John R. Bryant sued Josh Pittman, designated defendant, and Dennis C. Davis, designated co-defendant, for damages for personal injuries and damage to property alleging in part: "Plaintiff was driving his 1956 Chevrolet station wagon and was proceeding at a speed of approximately 20 miles per hour and exercising ordinary care and diligence. Defendant is the owner of an Early County school bus which on the above said date was being driven by co-defendant, as defendant's agent acting within the scope of his authority as agent of the defendant. The co-defendant was driving south on U.S. 27. Co-defendant was driving on the east (his left) side of the road, as if he intended to turn left off the highway, or move onto the east shoulder and stop. The plaintiff was driving on the west (his right) side of the road and the entire west lane of the road was open and clear in front of the plaintiff. The co-defendant gave no signal indicating any intention to make a right turn. As the plaintiff's vehicle came alongside the bus driven by co-defendant, the co-defendant suddenly and without any warning proceeded to turn to the right. When the bus driven by co-defendant crossed the center line of U.S. 27 the right front of said bus collided with the left side of plaintiff's vehicle." The negligence alleged against the defendants was: "The negligence of the co-defendant acting within the scope of his authority as agent for defendant was the sole proximate cause of plaintiff's damages. The co-defendant was negligent in the following particulars: (a) In operating his vehicle on the left side of the highway in violation of Georgia Code Section 68-1633, as negligence per se. (b) In turning his vehicle from a direct course at a time when such movement could not be made with reasonable safety in violation of Georgia Code Section 68-1647, as negligence per se. (c) In turning his vehicle without giving a signal of intention to do so in violation of Georgia Code Section 68-1647(b), as negligence per se. (d) In failing to keep a look-out for approaching traffic. (e) In failing to yield-right of way to plaintiff's vehicle which had preempted the west lane of the highway at the point of impact." The court sustained defendants' general demurrers to the petition and the plaintiff excepts.
The petition shows that the defendants were guilty of negligence per se in violating Code (Ann.) § 68-1633 (Ga.
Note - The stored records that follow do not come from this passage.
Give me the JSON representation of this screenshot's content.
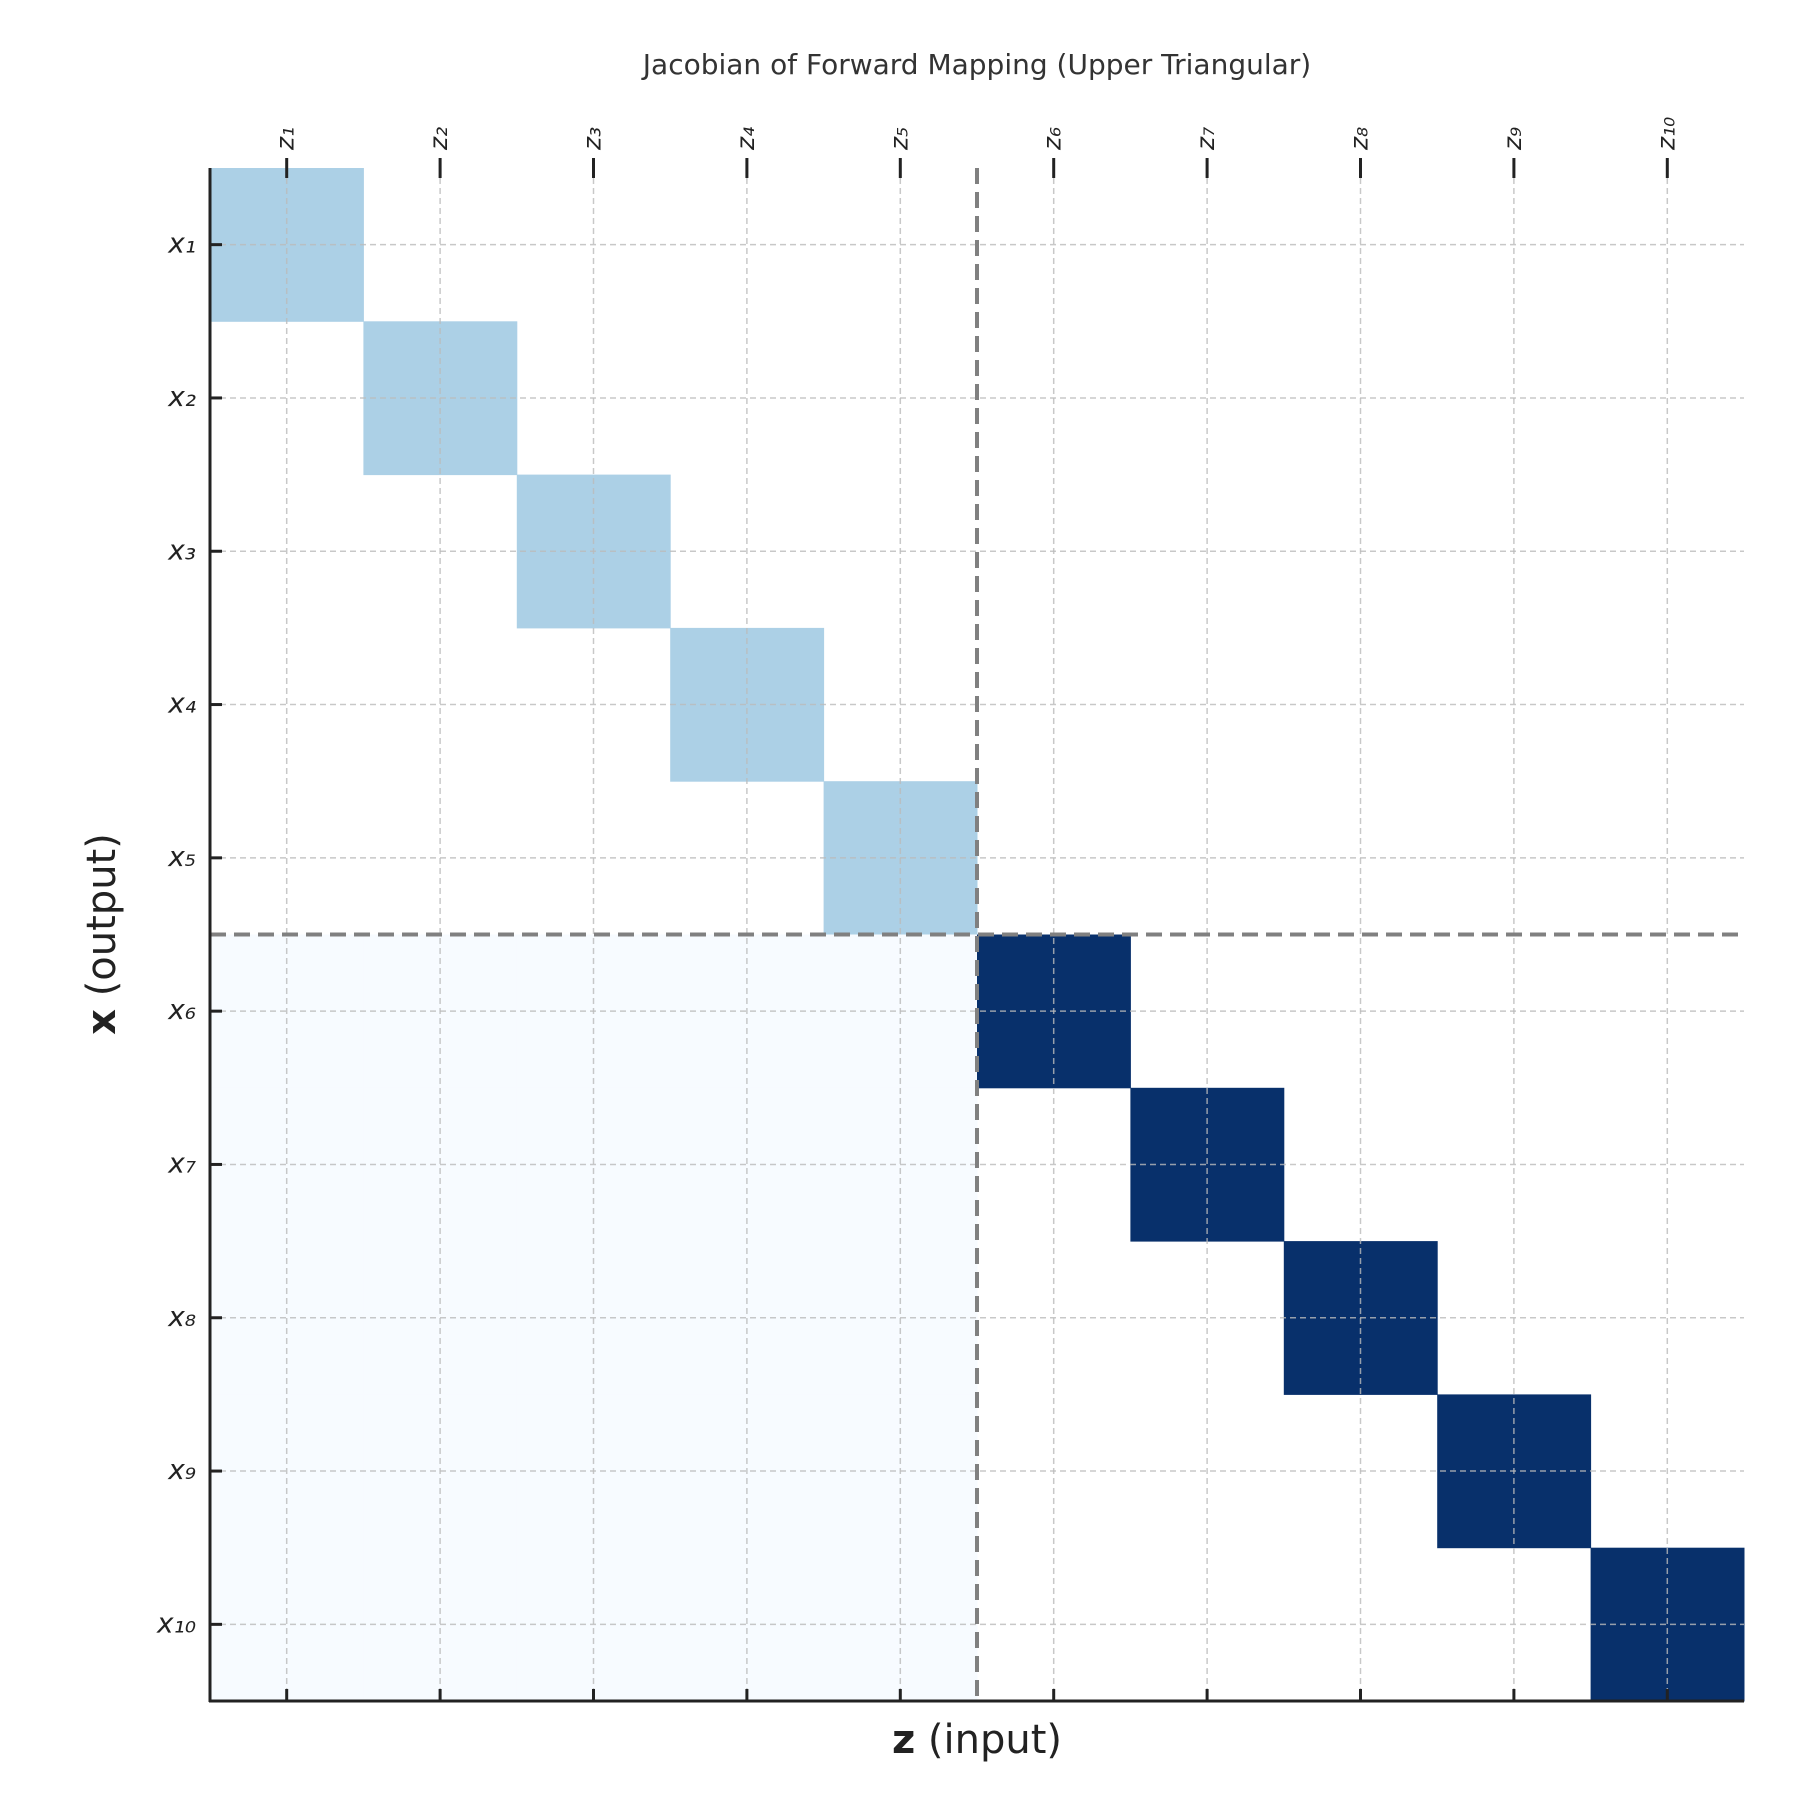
{
  "chart_data": {
    "type": "heatmap",
    "title": "Jacobian of Forward Mapping (Upper Triangular)",
    "xlabel": "z (input)",
    "ylabel": "x (output)",
    "x_categories": [
      "z₁",
      "z₂",
      "z₃",
      "z₄",
      "z₅",
      "z₆",
      "z₇",
      "z₈",
      "z₉",
      "z₁₀"
    ],
    "y_categories": [
      "x₁",
      "x₂",
      "x₃",
      "x₄",
      "x₅",
      "x₆",
      "x₇",
      "x₈",
      "x₉",
      "x₁₀"
    ],
    "values": [
      [
        0.33,
        null,
        null,
        null,
        null,
        null,
        null,
        null,
        null,
        null
      ],
      [
        null,
        0.33,
        null,
        null,
        null,
        null,
        null,
        null,
        null,
        null
      ],
      [
        null,
        null,
        0.33,
        null,
        null,
        null,
        null,
        null,
        null,
        null
      ],
      [
        null,
        null,
        null,
        0.33,
        null,
        null,
        null,
        null,
        null,
        null
      ],
      [
        null,
        null,
        null,
        null,
        0.33,
        null,
        null,
        null,
        null,
        null
      ],
      [
        0,
        0,
        0,
        0,
        0,
        1,
        null,
        null,
        null,
        null
      ],
      [
        0,
        0,
        0,
        0,
        0,
        null,
        1,
        null,
        null,
        null
      ],
      [
        0,
        0,
        0,
        0,
        0,
        null,
        null,
        1,
        null,
        null
      ],
      [
        0,
        0,
        0,
        0,
        0,
        null,
        null,
        null,
        1,
        null
      ],
      [
        0,
        0,
        0,
        0,
        0,
        null,
        null,
        null,
        null,
        1
      ]
    ],
    "colorscale": [
      [
        0,
        "#f7fbff"
      ],
      [
        0.125,
        "#deebf7"
      ],
      [
        0.25,
        "#c6dbef"
      ],
      [
        0.375,
        "#9ecae1"
      ],
      [
        0.5,
        "#6baed6"
      ],
      [
        0.625,
        "#4292c6"
      ],
      [
        0.75,
        "#2171b5"
      ],
      [
        0.875,
        "#08519c"
      ],
      [
        1,
        "#08306b"
      ]
    ],
    "vlim": [
      0,
      1
    ],
    "partition": 5,
    "grid": true
  }
}
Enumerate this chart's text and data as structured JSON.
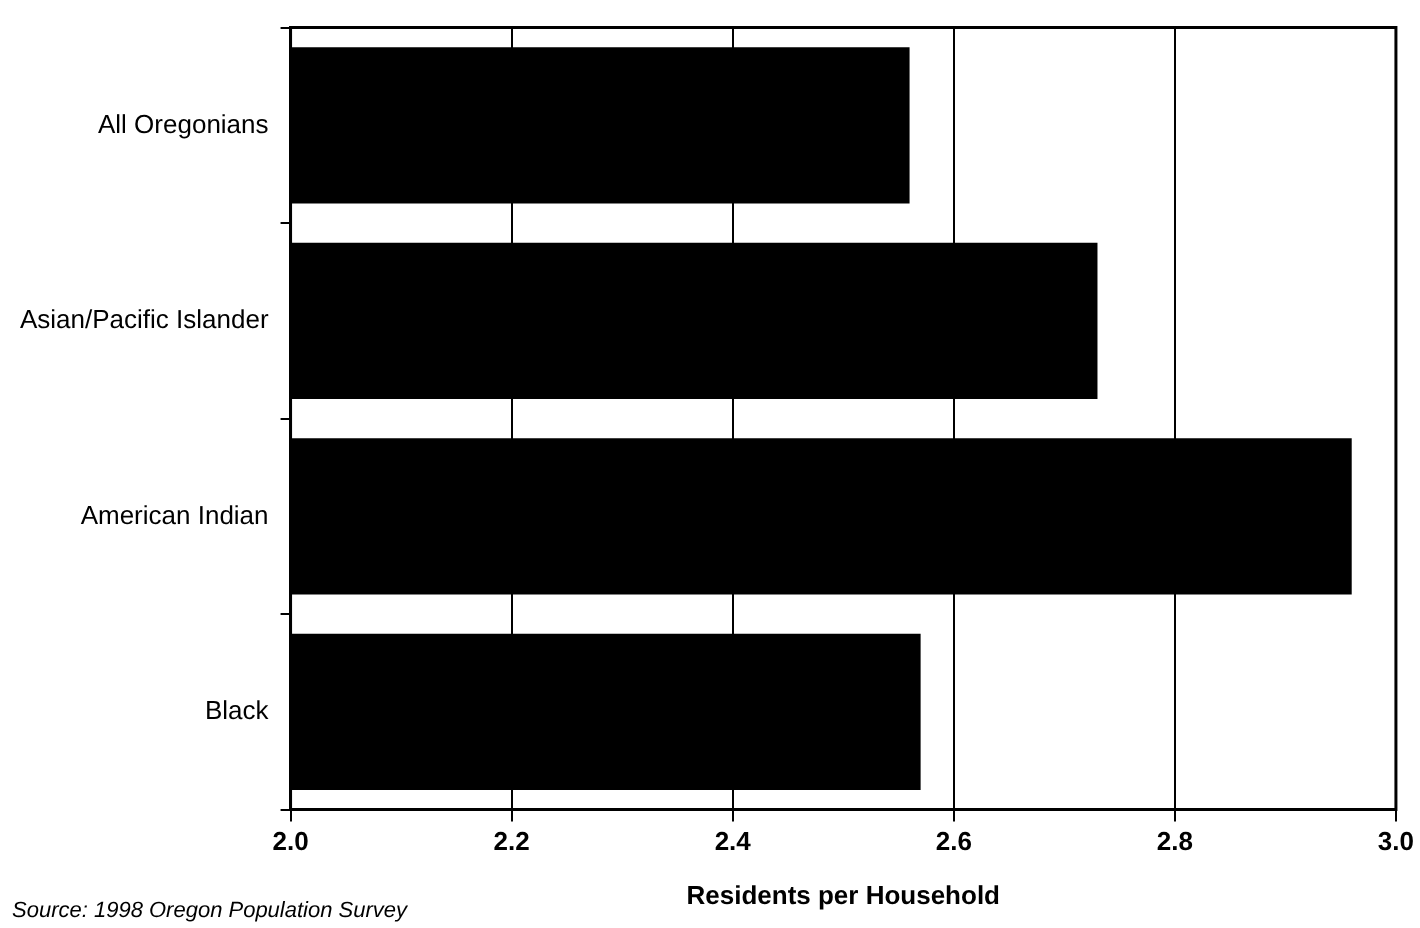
{
  "chart_data": {
    "type": "bar",
    "orientation": "horizontal",
    "categories": [
      "All Oregonians",
      "Asian/Pacific Islander",
      "American Indian",
      "Black"
    ],
    "values": [
      2.56,
      2.73,
      2.96,
      2.57
    ],
    "color": "#000000",
    "xlim": [
      2.0,
      3.0
    ],
    "xticks": [
      {
        "value": 2.0,
        "label": "2.0"
      },
      {
        "value": 2.2,
        "label": "2.2"
      },
      {
        "value": 2.4,
        "label": "2.4"
      },
      {
        "value": 2.6,
        "label": "2.6"
      },
      {
        "value": 2.8,
        "label": "2.8"
      },
      {
        "value": 3.0,
        "label": "3.0"
      }
    ],
    "xlabel": "Residents per Household",
    "grid": "x",
    "legend": false,
    "annotations": [
      "Source: 1998 Oregon Population Survey"
    ]
  }
}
L. 1953, Nov.-Dec. Sess., pp. 556, 581), by driving in the left lane of the highway; that they violated Code (Ann.) § 68-1647 (same act, p. 587) in turning their vehicle from a direct course and moving to the right before the movement could be made with reasonable safety; that they violated the part of the act next above referred to in not giving a signal. The petition shows also that the plaintiff was guilty of negligence per se in violating Code (Ann.) § 68-1635 (Ga. L. 1953, Nov.-Dec. Sess., pp. 556, 582), in attempting to pass the school bus on the right, since the passing alleged does not fall within the exceptions in the act, Code (Ann.) § 68-1636. The general rule is that where one voluntarily and knowingly takes a risk involving imminent danger he is precluded from recovery by reason of another's negligence. However, under the allegations of the petition in this case, and despite the fact that both the plaintiff and the defendants were guilty of negligence per se and were charged with knowledge that the other might otherwise be guilty of negligence per se, justice requires the submission of the case to a jury for the determination of which party was the more negligent, if one was more negligent than the other, and whether the plaintiff is barred by his own negligence in taking the risk he took in this case. In this case the driving of the school bus in the left-hand lane under the circumstances related in the petition might reasonably become an important factor in the jury's determination of the measure of the plaintiff's negligence. The mere fact that a plaintiff is guilty of a failure to exercise ordinary care does not necessarily bar his recovery. Willis v. Jones, 89 Ga. App. 824 ( 81 S.E.2d 517). The question of proximate cause is not an issue since the negligence of both parties combined as contributing proximate causes to produce the collision.
The court erred in sustaining the defendant's general demurrers.
Judgment reversed. Nichols and Bell, JJ., concur.